Pallone, who proposed similar legislation in 2015, said there are more than 1.5 million young people nationwide with conditions that could put them at risk for SCA. He was also joined Monday by Sherrod’s grandmother, Razeenah Walker — who has joined him to support the measure in the past — and Lisa Yue, executive director of the Children's Cardiomyopathy Foundation, who founded the organization after losing two children to cardiomyopathy, the leading cause of SCA. While still considered rare, cardiomyopathy diagnoses have tripled since the organization launched in 2002, according to the website.

Deaths close to home

The issue has also been a priority for Diegnan for several years, who was motivated in part by the death of two youngsters in his district: Edison’s Sherrod and Brandon James, a South Brunswick senior, who also died of SCA during a recreation-league basketball game in 2009. Both young men were eventually diagnosed with hypertrophic cardiomyopathy.

This led Diegnan to sponsor a measure that became Janet’s Law, a 2012 act that requires all schools to have automatic defibrillators, and a bill to require statewide reporting of SCA, which was signed in 2013. A third measure, approved in 2015, requires that questions relating to cardiac health be included in annual physical exams for children under age 19.

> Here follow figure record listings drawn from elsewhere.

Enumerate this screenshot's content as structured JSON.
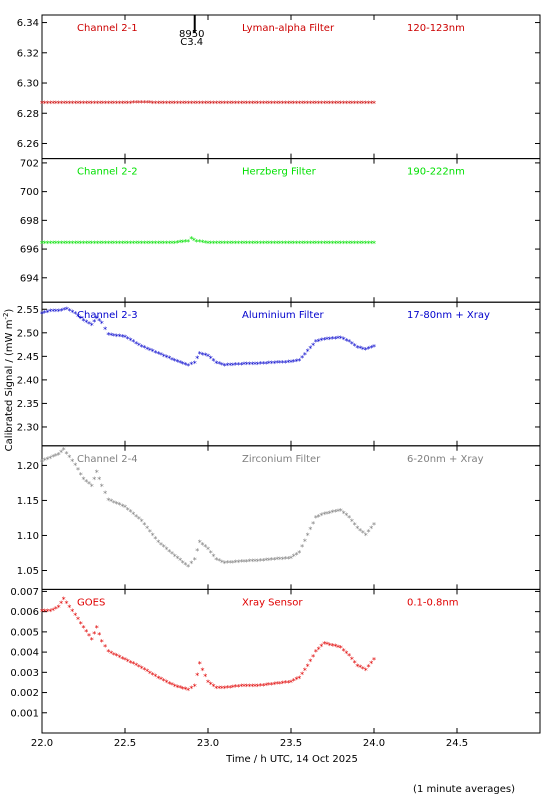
{
  "chart_data": [
    {
      "type": "scatter",
      "panel_id": "ch21",
      "channel_label": "Channel 2-1",
      "filter_label": "Lyman-alpha Filter",
      "band_label": "120-123nm",
      "color": "#cc0000",
      "ylim": [
        6.25,
        6.345
      ],
      "yticks": [
        6.26,
        6.28,
        6.3,
        6.32,
        6.34
      ],
      "ytick_labels": [
        "6.26",
        "6.28",
        "6.30",
        "6.32",
        "6.34"
      ],
      "series": [
        {
          "x": [
            22.0,
            22.1,
            22.2,
            22.3,
            22.4,
            22.5,
            22.6,
            22.7,
            22.8,
            22.9,
            23.0,
            23.1,
            23.2,
            23.3,
            23.4,
            23.5,
            23.6,
            23.7,
            23.8,
            23.9,
            24.0
          ],
          "y": [
            6.2865,
            6.2865,
            6.2865,
            6.2865,
            6.2865,
            6.2865,
            6.2868,
            6.2865,
            6.2865,
            6.2865,
            6.2865,
            6.2865,
            6.2865,
            6.2865,
            6.2865,
            6.2865,
            6.2865,
            6.2865,
            6.2865,
            6.2865,
            6.2865
          ]
        }
      ],
      "flare_marker": {
        "x": 22.92,
        "label_top": "8950",
        "label_bottom": "C3.4"
      }
    },
    {
      "type": "scatter",
      "panel_id": "ch22",
      "channel_label": "Channel 2-2",
      "filter_label": "Herzberg Filter",
      "band_label": "190-222nm",
      "color": "#00e000",
      "ylim": [
        692.3,
        702.3
      ],
      "yticks": [
        694,
        696,
        698,
        700,
        702
      ],
      "ytick_labels": [
        "694",
        "696",
        "698",
        "700",
        "702"
      ],
      "series": [
        {
          "x": [
            22.0,
            22.1,
            22.2,
            22.3,
            22.4,
            22.5,
            22.6,
            22.7,
            22.8,
            22.88,
            22.9,
            22.93,
            23.0,
            23.1,
            23.2,
            23.3,
            23.4,
            23.5,
            23.6,
            23.7,
            23.8,
            23.9,
            24.0
          ],
          "y": [
            696.4,
            696.4,
            696.4,
            696.4,
            696.4,
            696.4,
            696.4,
            696.4,
            696.4,
            696.5,
            696.7,
            696.5,
            696.4,
            696.4,
            696.4,
            696.4,
            696.4,
            696.4,
            696.4,
            696.4,
            696.4,
            696.4,
            696.4
          ]
        }
      ]
    },
    {
      "type": "scatter",
      "panel_id": "ch23",
      "channel_label": "Channel 2-3",
      "filter_label": "Aluminium Filter",
      "band_label": "17-80nm + Xray",
      "color": "#0000cc",
      "ylim": [
        2.26,
        2.565
      ],
      "yticks": [
        2.3,
        2.35,
        2.4,
        2.45,
        2.5,
        2.55
      ],
      "ytick_labels": [
        "2.30",
        "2.35",
        "2.40",
        "2.45",
        "2.50",
        "2.55"
      ],
      "series": [
        {
          "x": [
            22.0,
            22.05,
            22.1,
            22.15,
            22.2,
            22.25,
            22.3,
            22.33,
            22.36,
            22.4,
            22.5,
            22.6,
            22.7,
            22.8,
            22.88,
            22.92,
            22.95,
            23.0,
            23.05,
            23.1,
            23.2,
            23.3,
            23.4,
            23.5,
            23.55,
            23.6,
            23.65,
            23.7,
            23.8,
            23.85,
            23.9,
            23.95,
            24.0
          ],
          "y": [
            2.54,
            2.545,
            2.545,
            2.55,
            2.54,
            2.525,
            2.515,
            2.53,
            2.52,
            2.495,
            2.49,
            2.47,
            2.455,
            2.44,
            2.43,
            2.435,
            2.455,
            2.45,
            2.435,
            2.43,
            2.432,
            2.433,
            2.435,
            2.437,
            2.44,
            2.46,
            2.48,
            2.485,
            2.488,
            2.48,
            2.468,
            2.463,
            2.47
          ]
        }
      ]
    },
    {
      "type": "scatter",
      "panel_id": "ch24",
      "channel_label": "Channel 2-4",
      "filter_label": "Zirconium Filter",
      "band_label": "6-20nm + Xray",
      "color": "#808080",
      "ylim": [
        1.023,
        1.228
      ],
      "yticks": [
        1.05,
        1.1,
        1.15,
        1.2
      ],
      "ytick_labels": [
        "1.05",
        "1.10",
        "1.15",
        "1.20"
      ],
      "series": [
        {
          "x": [
            22.0,
            22.05,
            22.1,
            22.13,
            22.2,
            22.25,
            22.3,
            22.33,
            22.36,
            22.4,
            22.5,
            22.6,
            22.7,
            22.8,
            22.88,
            22.92,
            22.95,
            23.0,
            23.05,
            23.1,
            23.2,
            23.3,
            23.4,
            23.5,
            23.55,
            23.6,
            23.65,
            23.7,
            23.8,
            23.85,
            23.9,
            23.95,
            24.0
          ],
          "y": [
            1.205,
            1.21,
            1.215,
            1.222,
            1.2,
            1.18,
            1.17,
            1.19,
            1.17,
            1.15,
            1.14,
            1.12,
            1.09,
            1.07,
            1.055,
            1.065,
            1.09,
            1.08,
            1.065,
            1.06,
            1.062,
            1.063,
            1.065,
            1.067,
            1.075,
            1.1,
            1.125,
            1.13,
            1.135,
            1.125,
            1.11,
            1.1,
            1.115
          ]
        }
      ]
    },
    {
      "type": "scatter",
      "panel_id": "goes",
      "channel_label": "GOES",
      "filter_label": "Xray Sensor",
      "band_label": "0.1-0.8nm",
      "color": "#e00000",
      "ylim": [
        0.0,
        0.0071
      ],
      "yticks": [
        0.001,
        0.002,
        0.003,
        0.004,
        0.005,
        0.006,
        0.007
      ],
      "ytick_labels": [
        "0.001",
        "0.002",
        "0.003",
        "0.004",
        "0.005",
        "0.006",
        "0.007"
      ],
      "series": [
        {
          "x": [
            22.0,
            22.05,
            22.1,
            22.13,
            22.2,
            22.25,
            22.3,
            22.33,
            22.36,
            22.4,
            22.5,
            22.6,
            22.7,
            22.8,
            22.88,
            22.92,
            22.95,
            23.0,
            23.05,
            23.1,
            23.2,
            23.3,
            23.4,
            23.5,
            23.55,
            23.6,
            23.65,
            23.7,
            23.8,
            23.85,
            23.9,
            23.95,
            24.0
          ],
          "y": [
            0.006,
            0.006,
            0.0062,
            0.0066,
            0.0058,
            0.0052,
            0.0046,
            0.0052,
            0.0045,
            0.004,
            0.0036,
            0.0032,
            0.0027,
            0.0023,
            0.0021,
            0.0023,
            0.0034,
            0.0025,
            0.0022,
            0.0022,
            0.0023,
            0.0023,
            0.0024,
            0.0025,
            0.0027,
            0.0033,
            0.004,
            0.0044,
            0.0042,
            0.0038,
            0.0033,
            0.0031,
            0.0036
          ]
        }
      ]
    }
  ],
  "shared": {
    "xlim": [
      22.0,
      25.0
    ],
    "xticks": [
      22.0,
      22.5,
      23.0,
      23.5,
      24.0,
      24.5
    ],
    "xtick_labels": [
      "22.0",
      "22.5",
      "23.0",
      "23.5",
      "24.0",
      "24.5"
    ],
    "xlabel": "Time / h UTC, 14 Oct 2025",
    "ylabel_main": "Calibrated Signal / (mW m",
    "ylabel_sup": "-2",
    "ylabel_close": ")",
    "footnote": "(1 minute averages)"
  }
}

(As a member of the state Assembly, last year Diegnan also sponsored a measure to require students who suffer a concussion to be evaluated by healthcare professionals before being allowed to return to the classroom or the field.)

Pallone’s proposal, technically named the  Cardiomyopathy Health, Education, Awareness, Research and Training in Schools (HEARTS) Act of 2017, requires the federal secretary of Health and Human Services — a position that was held by former U.S. Sen. Tom Price, until he resigned last week after questions arose about his use of government resources — to work with officials at the federal Centers for Disease Control and Prevention and others, including healthcare providers, patient advocates, and education officials, to develop materials for a public education campaign about cardiomyopathy and SCA.

This group would have 18 months to compile this information, draft guidelines for defibrillator distribution in schools and other youth facilities, and recommend steps for organizations to create an effective emergency response plan to SCA incidents. Information would need to be distributed to state and local school and health officials, and posted online, within two-and-a-half years, according to the legislation. The bill provides $1 million annually between 2018 and 2022 for this work.

In addition, the CDC would have until 2020 to report to Congress to help “improve the understanding the prevalence and epidemiology of cardiomyopathy across the lifespan, from birth to adulthood,” the bill states. A final report, with an analysis of the healthcare resources and cost involved, would be due by 2025.

This research is also to be used by the CDC to develop a risk assessment for students nationwide; the agency would then be charged with reaching out to these at-risk groups to encourage advanced screening. Finally, the bill calls on the National Institutes of Health to develop a diverse research agenda around SCA, cardiomyopathy, and other risk factors.